Among the worst-hit nations, Germany experienced a staggering annual housing price drop of 8.4 percent, closely followed by Luxembourg with a 9.1 percent decrease. Finland and Sweden also grappled with declines of 5.6 percent and 5.3 percent, respectively.

“Despite raising interest rates, the ECB’s actions have only led to a modest decline in house prices, indicating significant constraints on housing supply across many countries.”

In contrast, countries such as Croatia, Bulgaria, Lithuania, Poland, and Portugal defied the trend, seeing notable surges in property prices ranging from 8 to 12 percent. Economists attribute this disparity to the stronger economic growth observed in southern and eastern European countries compared to core nations like Germany and France.
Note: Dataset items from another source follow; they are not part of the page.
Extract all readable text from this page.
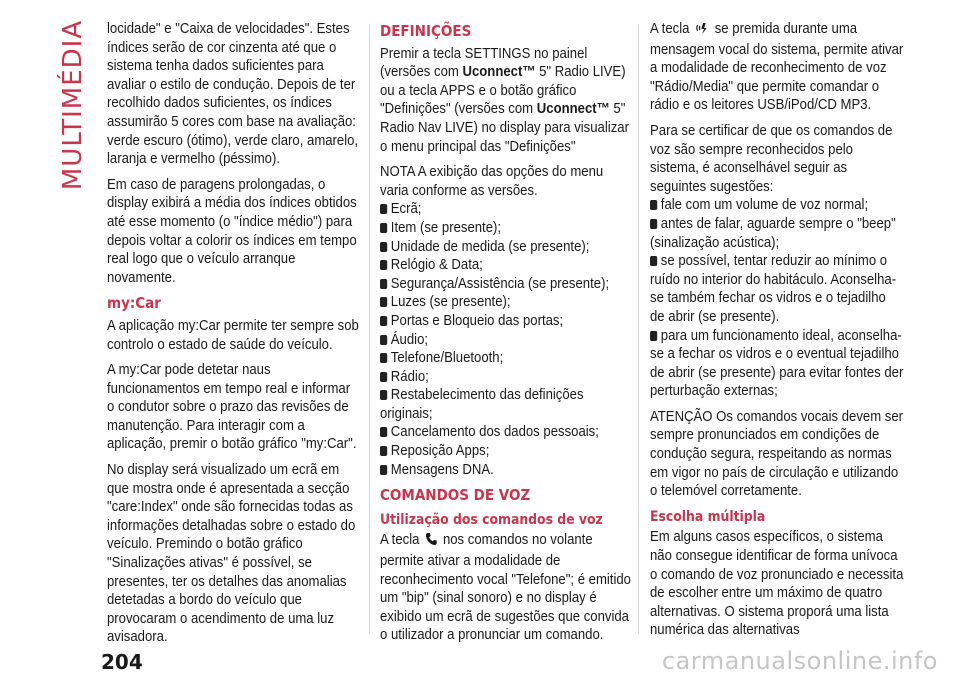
MULTIMÉDIA locidade" e "Caixa de velocidades". Estes índices serão de cor cinzenta até que o sistema tenha dados suficientes para avaliar o estilo de condução. Depois de ter recolhido dados suficientes, os índices assumirão 5 cores com base na avaliação: verde escuro (ótimo), verde claro, amarelo, laranja e vermelho (péssimo).

Em caso de paragens prolongadas, o display exibirá a média dos índices obtidos até esse momento (o "índice médio") para depois voltar a colorir os índices em tempo real logo que o veículo arranque novamente.

my:Car

A aplicação my:Car permite ter sempre sob controlo o estado de saúde do veículo.

A my:Car pode detetar naus funcionamentos em tempo real e informar o condutor sobre o prazo das revisões de manutenção. Para interagir com a aplicação, premir o botão gráfico "my:Car".

No display será visualizado um ecrã em que mostra onde é apresentada a secção "care:Index" onde são fornecidas todas as informações detalhadas sobre o estado do veículo. Premindo o botão gráfico "Sinalizações ativas" é possível, se presentes, ter os detalhes das anomalias detetadas a bordo do veículo que provocaram o acendimento de uma luz avisadora.

DEFINIÇÕES

Premir a tecla SETTINGS no painel (versões com Uconnect™ 5" Radio LIVE) ou a tecla APPS e o botão gráfico "Definições" (versões com Uconnect™ 5" Radio Nav LIVE) no display para visualizar o menu principal das "Definições"

NOTA A exibição das opções do menu varia conforme as versões.

Ecrã;
Item (se presente);
Unidade de medida (se presente);
Relógio & Data;
Segurança/Assistência (se presente);
Luzes (se presente);
Portas e Bloqueio das portas;
Áudio;
Telefone/Bluetooth;
Rádio;
Restabelecimento das definições originais;
Cancelamento dos dados pessoais;
Reposição Apps;
Mensagens DNA.
COMANDOS DE VOZ
Utilização dos comandos de voz

A tecla nos comandos no volante permite ativar a modalidade de reconhecimento vocal "Telefone"; é emitido um "bip" (sinal sonoro) e no display é exibido um ecrã de sugestões que convida o utilizador a pronunciar um comando.

A tecla se premida durante uma mensagem vocal do sistema, permite ativar a modalidade de reconhecimento de voz "Rádio/Media" que permite comandar o rádio e os leitores USB/iPod/CD MP3.

Para se certificar de que os comandos de voz são sempre reconhecidos pelo sistema, é aconselhável seguir as seguintes sugestões:

fale com um volume de voz normal;
antes de falar, aguarde sempre o "beep" (sinalização acústica);
se possível, tentar reduzir ao mínimo o ruído no interior do habitáculo. Aconselha-se também fechar os vidros e o tejadilho de abrir (se presente).
para um funcionamento ideal, aconselha-se a fechar os vidros e o eventual tejadilho de abrir (se presente) para evitar fontes der perturbação externas;

ATENÇÃO Os comandos vocais devem ser sempre pronunciados em condições de condução segura, respeitando as normas em vigor no país de circulação e utilizando o telemóvel corretamente.

Escolha múltipla

Em alguns casos específicos, o sistema não consegue identificar de forma unívoca o comando de voz pronunciado e necessita de escolher entre um máximo de quatro alternativas. O sistema proporá uma lista numérica das alternativas

204	carmanualsonline.info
Ricardo Amaro, as reported by the Financial Times, highlights the recent underperformance of the German economy as a key factor contributing to buyer caution. Additionally, the surge in house prices during the pandemic has left the market vulnerable to correction. Amaro also underscores supply dynamics, particularly the scarcity of new construction in southern Europe, as a factor supporting the resilience of certain housing markets.

Country-specific factors further shape market trends. Croatia’s adoption of the euro in January 2023 led to increased investment, while Portugal’s housing market benefited from tax incentives for second-home purchasers and the discontinuation of “Golden Visas” for wealthy foreign buyers. Poland, buoyed by strong economic growth and interest rate cuts, also experienced significant growth in its market.

While some countries like Italy and Finland have seen relatively stable house prices over the past decade, others such as Poland, Portugal, and Lithuania have witnessed substantial increases. Greece’s housing market, according to data from the Bank of Greece, saw a robust 13.4 percent increase in residential property prices last year.

Critics of the European Central Bank (ECB) argue that its loose monetary policy pre-2022 contributed to asset price inflation, particularly in the property market. Despite raising interest rates, the ECB’s actions have only led to a modest decline in house prices, indicating significant constraints on housing supply across many countries.

Looking ahead, signs of recovery are emerging in certain markets, such as Germany, where lenders have reduced mortgage rates. This suggests that while the European real estate market may have encountered a temporary setback, underlying factors such as economic growth and supply dynamics will continue to shape its trajectory in the years ahead.